Anyone who eats this Bread will live forever
Proverbs 9:1-6; Psalm 34:2-7; Ephesians 5:15-20; John 6:51-58

Sermon Week Twentieth Sunday in Ordinary Time Cycle B

Scripture Summary John 6:58

Several years ago, a reader wrote the following “Letter to the Editor” of a British newspaper:

Dear Sir, I notice that preachers seem to set a great deal of importance on their sermons, and spend a great deal of time preparing them. I have been going to Church quite regularly over the past thirty years and, during that time, if I estimate correctly, I have listened to no less than three thousand sermons. But, to my dismay, I have discovered that I cannot remember a single one of them. I wonder if the preacher’s time might be more profitably spent on something else?

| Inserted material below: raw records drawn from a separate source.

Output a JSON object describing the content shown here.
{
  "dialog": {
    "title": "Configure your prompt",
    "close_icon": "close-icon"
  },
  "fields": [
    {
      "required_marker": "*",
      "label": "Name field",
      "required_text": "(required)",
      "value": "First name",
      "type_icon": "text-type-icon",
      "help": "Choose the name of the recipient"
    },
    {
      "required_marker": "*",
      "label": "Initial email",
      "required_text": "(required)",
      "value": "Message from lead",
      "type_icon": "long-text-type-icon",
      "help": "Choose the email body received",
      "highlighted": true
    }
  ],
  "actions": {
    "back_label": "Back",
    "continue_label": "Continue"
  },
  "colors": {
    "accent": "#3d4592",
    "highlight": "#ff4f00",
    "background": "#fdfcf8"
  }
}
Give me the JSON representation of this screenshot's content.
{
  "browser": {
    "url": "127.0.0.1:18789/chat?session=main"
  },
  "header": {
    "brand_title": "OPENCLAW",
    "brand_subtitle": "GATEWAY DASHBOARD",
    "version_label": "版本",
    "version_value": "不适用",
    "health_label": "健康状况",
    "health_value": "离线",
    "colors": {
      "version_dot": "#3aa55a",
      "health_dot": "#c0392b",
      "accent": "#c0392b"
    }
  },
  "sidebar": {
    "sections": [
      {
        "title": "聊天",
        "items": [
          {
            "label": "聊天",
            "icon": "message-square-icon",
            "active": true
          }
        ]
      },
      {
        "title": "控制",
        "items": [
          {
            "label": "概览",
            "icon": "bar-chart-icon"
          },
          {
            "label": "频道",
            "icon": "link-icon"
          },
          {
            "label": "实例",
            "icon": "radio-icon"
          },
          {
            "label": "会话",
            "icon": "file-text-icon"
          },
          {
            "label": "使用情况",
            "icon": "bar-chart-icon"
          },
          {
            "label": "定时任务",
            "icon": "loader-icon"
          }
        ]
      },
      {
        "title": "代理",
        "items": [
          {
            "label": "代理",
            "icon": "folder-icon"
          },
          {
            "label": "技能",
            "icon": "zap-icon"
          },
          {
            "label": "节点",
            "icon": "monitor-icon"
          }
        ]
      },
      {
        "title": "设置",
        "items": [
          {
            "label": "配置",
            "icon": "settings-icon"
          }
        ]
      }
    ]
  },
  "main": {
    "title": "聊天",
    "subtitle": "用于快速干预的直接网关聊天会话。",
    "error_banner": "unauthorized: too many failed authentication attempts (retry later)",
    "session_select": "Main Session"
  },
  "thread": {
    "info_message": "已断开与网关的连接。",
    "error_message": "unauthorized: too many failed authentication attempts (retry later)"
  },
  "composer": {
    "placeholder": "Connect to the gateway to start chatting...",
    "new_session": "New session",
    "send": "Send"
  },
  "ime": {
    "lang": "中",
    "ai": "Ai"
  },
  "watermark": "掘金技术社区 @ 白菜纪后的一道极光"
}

The letter evoked a deluge of varied responses until the following message arrived and ended the debate:

Dear Sir, I have been married for thirty years. During this time, I ate more than thirty thousand meals, mostly of my wife’s cooking. Suddenly I have discovered that I cannot remember the menu of a single meal. And yet, I received nourishment from every one of them. I have the distinct impression that without them, I would have starved to death long ago.

At this precise moment, you may not be able to remember a single Gospel Episode of the hundreds, or even thousands you may have heard here or in other Churches over the years. Nevertheless, you may have the distinct impression that without them you might have starved to death spiritually.

"I am the Bread of Life," Jesus said again and again. And, in today's Gospel Lesson, He says, "Anyone who does eat My flesh and drink My blood has eternal life.” "Anyone who eats this Bread will live forever" (Jn. 6:54, 58).

We tend to think of eternal life in terms of the immortality of the soul: life after death. But, in so doing, we overlook the fact that Jesus speaks of eternal life in terms of its present meaning. Eternal life is to be with God, Jesus says. Not in the hereafter, but now. The opposite of being with God is, of course, estrangement from God. And that is the very definition of sin.